Pavlov’s experiment revealed the core theory behind how we understand associative learning in education, society and popular culture. Think of how Gringott’s dragon was conditioned in Harry Potter And the Deathly Hallows.
Much of what we know about the physiology of memory formation comes from the seminal work of the Nobel laureate Eric Kandel. Kandel used the simple sea slug, Aplysia californica, to investigate how connections between neurons in the brain enable learning.
Bees are surprisingly good learners and recent research shows individuals can learn faces, add and subtract and even process the concept of zero. Bees learn complex tasks through trial and error, where a reward of sugar water is provided for correctly solving a problem.
Teaching bees arithmetic
We were very interested to discover whether all individual bees would learn complex tasks in a similar way. Would each individual show similar learning performance throughout training, or would individuals demonstrate different learning strategies?
One foundation math skill we all learn at about preschool age is how to add and subtract numbers. Arithmetic is not a trivial task. It requires long-term memory of rules associated with particular symbols like plus or minus, as well as short-term memory of what particular numbers to manipulate in a given instance.
When we trained bees to add and subtract, we evaluated how many trials it took each bee to acquire the task, and summarised the data examining how individuals learn in a video.
We were surprised to see that all bees did not learn the task at the same stage of training. Instead, different individuals acquired the capacity to solve the problem after a different number of trials.
There was no common learning stage throughout the trials where bees achieved success. Rather the task required bees to try different strategies to see what worked. In particular, the opportunity to learn from mistakes was critical to enabling the bees to learn math-based problems.
This finding suggests that when brains have to learn multi-stage problems involving different types of memory, an opportunity for exploratory behaviour is what nature prefers.
What this means
Humans and bees last shared a common ancestor about 600 million years ago. However, we share a large number of genes and it is likely we have some similarities in how we process information.
We know that bees and humans have a common way of processing numbers from one to four, for instance, suggesting that learning processes may be linked to evolutionary conserved mechanisms. So bees’ improved results when learning maths problems in an individual exploratory fashion suggests this may be how humans too are wired to acquire new skills.
Indeed, some recent research in learning and learning difficulties in children has found evidence that individuals frequently see and learn in different ways depending on environmental context.
Our biology may be programmed to encourage exploratory learning, rather than trying to acquire information in a set prescribed way. If so, our education systems should take this into consideration. This idea may not be new, but may face challenges if computer-based learning is increasingly adopted as there is a risk that limited programming could limit learning styles.

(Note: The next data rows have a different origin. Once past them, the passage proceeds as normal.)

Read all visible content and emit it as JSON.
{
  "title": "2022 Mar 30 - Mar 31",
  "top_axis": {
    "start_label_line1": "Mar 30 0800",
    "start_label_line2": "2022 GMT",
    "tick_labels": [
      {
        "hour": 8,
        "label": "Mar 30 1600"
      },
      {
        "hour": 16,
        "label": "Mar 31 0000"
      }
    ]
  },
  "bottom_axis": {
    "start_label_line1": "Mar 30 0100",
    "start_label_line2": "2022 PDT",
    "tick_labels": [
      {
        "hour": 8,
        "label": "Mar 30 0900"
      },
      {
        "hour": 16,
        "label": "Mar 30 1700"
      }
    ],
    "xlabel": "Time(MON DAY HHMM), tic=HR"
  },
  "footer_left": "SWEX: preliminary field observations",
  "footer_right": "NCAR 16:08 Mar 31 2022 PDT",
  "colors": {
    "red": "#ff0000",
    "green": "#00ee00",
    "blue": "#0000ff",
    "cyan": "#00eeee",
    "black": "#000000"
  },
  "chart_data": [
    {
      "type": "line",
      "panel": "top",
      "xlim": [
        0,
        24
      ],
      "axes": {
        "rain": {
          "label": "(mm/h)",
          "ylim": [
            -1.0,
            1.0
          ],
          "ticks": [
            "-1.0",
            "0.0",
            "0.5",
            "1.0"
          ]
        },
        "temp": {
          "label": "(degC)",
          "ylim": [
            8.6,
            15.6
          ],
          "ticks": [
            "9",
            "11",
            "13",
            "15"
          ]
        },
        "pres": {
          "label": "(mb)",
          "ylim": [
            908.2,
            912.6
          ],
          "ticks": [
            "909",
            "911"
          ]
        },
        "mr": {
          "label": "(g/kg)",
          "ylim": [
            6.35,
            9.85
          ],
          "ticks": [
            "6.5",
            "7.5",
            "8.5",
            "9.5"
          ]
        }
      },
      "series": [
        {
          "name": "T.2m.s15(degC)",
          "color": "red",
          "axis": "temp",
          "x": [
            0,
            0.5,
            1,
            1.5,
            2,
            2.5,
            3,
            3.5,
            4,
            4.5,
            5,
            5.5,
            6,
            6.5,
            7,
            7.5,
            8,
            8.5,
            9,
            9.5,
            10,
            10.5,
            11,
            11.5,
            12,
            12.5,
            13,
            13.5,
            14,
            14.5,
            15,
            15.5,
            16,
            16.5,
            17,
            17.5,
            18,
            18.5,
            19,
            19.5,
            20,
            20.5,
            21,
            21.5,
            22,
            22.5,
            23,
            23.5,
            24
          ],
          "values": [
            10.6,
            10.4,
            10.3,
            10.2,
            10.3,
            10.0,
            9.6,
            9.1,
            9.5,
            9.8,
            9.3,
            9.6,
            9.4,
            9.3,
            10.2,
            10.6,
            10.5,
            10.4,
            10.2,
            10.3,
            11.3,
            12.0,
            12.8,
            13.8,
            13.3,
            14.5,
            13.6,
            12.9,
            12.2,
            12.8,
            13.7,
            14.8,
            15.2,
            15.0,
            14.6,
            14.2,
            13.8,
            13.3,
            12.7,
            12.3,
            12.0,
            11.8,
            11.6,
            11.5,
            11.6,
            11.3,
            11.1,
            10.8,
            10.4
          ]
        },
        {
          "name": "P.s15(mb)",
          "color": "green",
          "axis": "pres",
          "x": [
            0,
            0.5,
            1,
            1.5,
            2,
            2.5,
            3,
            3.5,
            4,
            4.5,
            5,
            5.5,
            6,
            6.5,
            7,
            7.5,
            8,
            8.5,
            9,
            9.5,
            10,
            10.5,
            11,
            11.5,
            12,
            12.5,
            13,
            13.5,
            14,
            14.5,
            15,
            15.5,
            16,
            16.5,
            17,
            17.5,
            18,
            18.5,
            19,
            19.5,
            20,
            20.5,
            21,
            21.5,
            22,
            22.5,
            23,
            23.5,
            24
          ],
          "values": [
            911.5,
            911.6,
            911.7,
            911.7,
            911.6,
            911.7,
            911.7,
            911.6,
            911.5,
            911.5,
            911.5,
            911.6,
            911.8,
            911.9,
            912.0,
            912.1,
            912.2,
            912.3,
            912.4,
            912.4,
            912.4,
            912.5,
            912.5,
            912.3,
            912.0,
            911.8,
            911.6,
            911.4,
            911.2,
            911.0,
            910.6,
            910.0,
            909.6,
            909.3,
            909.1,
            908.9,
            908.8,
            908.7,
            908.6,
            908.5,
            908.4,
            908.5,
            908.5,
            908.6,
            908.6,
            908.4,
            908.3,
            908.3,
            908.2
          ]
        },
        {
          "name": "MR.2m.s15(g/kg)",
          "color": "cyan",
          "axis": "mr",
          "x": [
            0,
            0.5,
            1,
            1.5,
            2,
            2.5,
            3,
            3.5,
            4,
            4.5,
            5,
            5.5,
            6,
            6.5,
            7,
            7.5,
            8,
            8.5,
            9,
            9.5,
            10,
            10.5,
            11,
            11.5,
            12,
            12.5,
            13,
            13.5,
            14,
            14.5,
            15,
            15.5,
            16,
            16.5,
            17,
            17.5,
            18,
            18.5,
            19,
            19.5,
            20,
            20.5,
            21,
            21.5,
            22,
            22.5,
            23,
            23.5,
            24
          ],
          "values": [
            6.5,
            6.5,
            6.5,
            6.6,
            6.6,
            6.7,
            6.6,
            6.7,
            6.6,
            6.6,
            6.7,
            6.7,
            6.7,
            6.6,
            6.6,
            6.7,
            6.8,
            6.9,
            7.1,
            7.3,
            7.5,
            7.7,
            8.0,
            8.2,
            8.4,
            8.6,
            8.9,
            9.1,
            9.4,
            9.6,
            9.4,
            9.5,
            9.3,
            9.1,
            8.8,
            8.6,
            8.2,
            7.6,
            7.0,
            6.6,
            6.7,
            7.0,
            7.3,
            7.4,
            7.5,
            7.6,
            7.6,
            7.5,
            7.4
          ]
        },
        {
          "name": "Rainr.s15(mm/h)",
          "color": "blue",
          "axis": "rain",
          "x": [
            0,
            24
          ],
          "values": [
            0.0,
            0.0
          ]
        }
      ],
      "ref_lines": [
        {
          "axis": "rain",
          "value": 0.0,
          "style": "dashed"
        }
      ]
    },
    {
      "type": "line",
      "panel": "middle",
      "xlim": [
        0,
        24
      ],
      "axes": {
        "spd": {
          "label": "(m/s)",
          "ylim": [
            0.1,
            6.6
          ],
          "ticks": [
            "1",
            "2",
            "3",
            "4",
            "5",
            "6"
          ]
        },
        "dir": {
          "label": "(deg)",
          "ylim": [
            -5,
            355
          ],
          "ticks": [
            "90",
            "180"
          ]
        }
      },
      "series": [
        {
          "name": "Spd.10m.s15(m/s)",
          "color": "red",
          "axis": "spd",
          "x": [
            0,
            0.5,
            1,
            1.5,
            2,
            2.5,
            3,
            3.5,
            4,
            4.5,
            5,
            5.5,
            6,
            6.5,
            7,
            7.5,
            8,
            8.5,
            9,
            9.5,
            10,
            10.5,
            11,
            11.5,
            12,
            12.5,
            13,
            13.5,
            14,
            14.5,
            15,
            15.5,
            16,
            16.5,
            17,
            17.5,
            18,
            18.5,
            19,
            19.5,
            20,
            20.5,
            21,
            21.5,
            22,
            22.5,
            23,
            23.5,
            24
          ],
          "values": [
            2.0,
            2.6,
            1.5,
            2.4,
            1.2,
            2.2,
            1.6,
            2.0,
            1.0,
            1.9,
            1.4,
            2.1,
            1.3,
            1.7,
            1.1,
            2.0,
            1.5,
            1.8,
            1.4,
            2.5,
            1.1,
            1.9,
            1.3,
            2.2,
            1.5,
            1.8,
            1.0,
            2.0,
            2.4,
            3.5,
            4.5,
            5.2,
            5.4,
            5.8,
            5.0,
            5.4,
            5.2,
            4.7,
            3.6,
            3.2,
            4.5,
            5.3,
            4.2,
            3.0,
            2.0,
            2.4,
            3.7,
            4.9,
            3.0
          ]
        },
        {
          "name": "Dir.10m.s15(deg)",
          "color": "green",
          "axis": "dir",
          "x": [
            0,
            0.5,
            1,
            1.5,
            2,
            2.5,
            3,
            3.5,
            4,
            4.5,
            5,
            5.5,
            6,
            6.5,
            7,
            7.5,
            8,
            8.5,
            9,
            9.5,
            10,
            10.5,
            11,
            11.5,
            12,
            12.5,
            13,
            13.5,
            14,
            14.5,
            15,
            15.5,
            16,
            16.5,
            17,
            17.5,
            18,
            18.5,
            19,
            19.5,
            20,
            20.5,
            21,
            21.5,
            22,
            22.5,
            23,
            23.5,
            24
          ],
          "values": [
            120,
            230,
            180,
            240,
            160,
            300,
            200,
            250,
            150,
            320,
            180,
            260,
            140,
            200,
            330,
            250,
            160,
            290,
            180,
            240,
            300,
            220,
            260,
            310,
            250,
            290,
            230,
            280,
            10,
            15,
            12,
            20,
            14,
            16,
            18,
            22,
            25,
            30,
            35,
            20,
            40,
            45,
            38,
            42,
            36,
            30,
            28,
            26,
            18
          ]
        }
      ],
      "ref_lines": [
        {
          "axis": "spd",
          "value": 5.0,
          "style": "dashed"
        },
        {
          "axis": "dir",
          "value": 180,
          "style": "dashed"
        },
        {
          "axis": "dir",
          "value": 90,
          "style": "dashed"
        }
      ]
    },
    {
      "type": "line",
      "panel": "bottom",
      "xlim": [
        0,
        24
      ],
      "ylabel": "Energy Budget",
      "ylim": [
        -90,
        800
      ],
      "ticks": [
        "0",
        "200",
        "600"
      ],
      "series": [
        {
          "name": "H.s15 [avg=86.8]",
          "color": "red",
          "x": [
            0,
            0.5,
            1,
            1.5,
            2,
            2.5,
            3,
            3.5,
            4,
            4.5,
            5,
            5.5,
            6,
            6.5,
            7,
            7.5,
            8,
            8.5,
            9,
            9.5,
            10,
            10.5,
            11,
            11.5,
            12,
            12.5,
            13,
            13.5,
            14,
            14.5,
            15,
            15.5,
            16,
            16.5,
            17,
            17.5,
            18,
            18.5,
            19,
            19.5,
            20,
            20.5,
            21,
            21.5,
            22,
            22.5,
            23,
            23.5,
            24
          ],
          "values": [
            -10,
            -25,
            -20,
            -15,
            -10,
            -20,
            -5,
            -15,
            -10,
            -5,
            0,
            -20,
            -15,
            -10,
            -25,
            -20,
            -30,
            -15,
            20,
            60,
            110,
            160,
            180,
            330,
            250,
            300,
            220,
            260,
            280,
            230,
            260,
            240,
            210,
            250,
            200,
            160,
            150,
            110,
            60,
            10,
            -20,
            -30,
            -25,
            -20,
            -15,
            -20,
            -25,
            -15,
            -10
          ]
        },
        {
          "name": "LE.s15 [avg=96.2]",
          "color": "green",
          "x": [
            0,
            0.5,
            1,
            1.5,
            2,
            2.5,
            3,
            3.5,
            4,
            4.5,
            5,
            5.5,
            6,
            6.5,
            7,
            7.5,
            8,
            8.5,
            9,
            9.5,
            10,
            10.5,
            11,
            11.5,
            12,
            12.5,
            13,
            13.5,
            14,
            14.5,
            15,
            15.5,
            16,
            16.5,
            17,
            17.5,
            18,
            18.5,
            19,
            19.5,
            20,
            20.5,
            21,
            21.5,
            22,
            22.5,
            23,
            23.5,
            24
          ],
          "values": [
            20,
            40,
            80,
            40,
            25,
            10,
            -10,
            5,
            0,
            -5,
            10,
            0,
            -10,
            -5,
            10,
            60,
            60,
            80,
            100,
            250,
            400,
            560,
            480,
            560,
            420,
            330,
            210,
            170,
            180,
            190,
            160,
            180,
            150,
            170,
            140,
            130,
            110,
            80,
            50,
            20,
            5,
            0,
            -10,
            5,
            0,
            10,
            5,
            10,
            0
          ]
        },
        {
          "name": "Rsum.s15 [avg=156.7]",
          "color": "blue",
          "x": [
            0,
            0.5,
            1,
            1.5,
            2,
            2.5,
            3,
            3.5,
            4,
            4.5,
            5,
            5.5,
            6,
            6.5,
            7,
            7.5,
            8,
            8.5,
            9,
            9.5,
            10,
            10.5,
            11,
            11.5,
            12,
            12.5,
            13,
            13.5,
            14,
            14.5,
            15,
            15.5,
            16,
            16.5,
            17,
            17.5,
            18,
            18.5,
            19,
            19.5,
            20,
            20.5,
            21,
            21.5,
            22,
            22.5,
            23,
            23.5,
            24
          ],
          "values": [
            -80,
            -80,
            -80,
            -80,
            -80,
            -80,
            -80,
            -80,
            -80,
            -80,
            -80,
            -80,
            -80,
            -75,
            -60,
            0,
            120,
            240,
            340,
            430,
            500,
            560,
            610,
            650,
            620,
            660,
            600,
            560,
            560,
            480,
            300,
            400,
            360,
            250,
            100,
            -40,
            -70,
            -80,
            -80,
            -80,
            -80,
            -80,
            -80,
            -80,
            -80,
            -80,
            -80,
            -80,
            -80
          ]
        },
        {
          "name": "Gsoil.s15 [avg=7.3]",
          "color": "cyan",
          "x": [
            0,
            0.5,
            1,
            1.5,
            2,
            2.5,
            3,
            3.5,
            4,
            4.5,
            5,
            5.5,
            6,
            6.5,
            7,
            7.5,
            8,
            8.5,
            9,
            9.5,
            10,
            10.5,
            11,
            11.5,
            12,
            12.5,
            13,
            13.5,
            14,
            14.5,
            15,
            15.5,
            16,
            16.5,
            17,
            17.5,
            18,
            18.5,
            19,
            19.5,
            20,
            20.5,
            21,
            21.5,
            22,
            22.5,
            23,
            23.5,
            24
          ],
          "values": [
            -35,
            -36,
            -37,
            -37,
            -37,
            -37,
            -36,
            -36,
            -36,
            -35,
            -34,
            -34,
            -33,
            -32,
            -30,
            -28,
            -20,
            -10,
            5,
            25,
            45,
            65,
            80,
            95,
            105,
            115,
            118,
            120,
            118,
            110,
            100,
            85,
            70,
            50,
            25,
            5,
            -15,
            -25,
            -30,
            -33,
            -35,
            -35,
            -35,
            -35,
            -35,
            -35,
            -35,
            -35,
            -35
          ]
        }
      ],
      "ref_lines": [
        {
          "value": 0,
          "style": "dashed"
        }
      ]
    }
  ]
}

On the other hand, the clever use of exploratory learning environments – digital or physical – may enhance learning outcomes. We should not shy away from examining how our evolutionary history impacts learning and using this to our advantage. Understanding evolutionary principles could help in designing learning environments best suited to encouraging exploration for optimal learning, for example.
Adrian Dyer, Associate Professor, RMIT University. Elizabeth Jayne White, Professor ECE, RMIT University. Jair Garcia, Research fellow, RMIT University. Scarlett Howard, Postdoctoral research fellow, Université de Toulouse III - Paul Sabatier.
This article first appeared on The Conversation.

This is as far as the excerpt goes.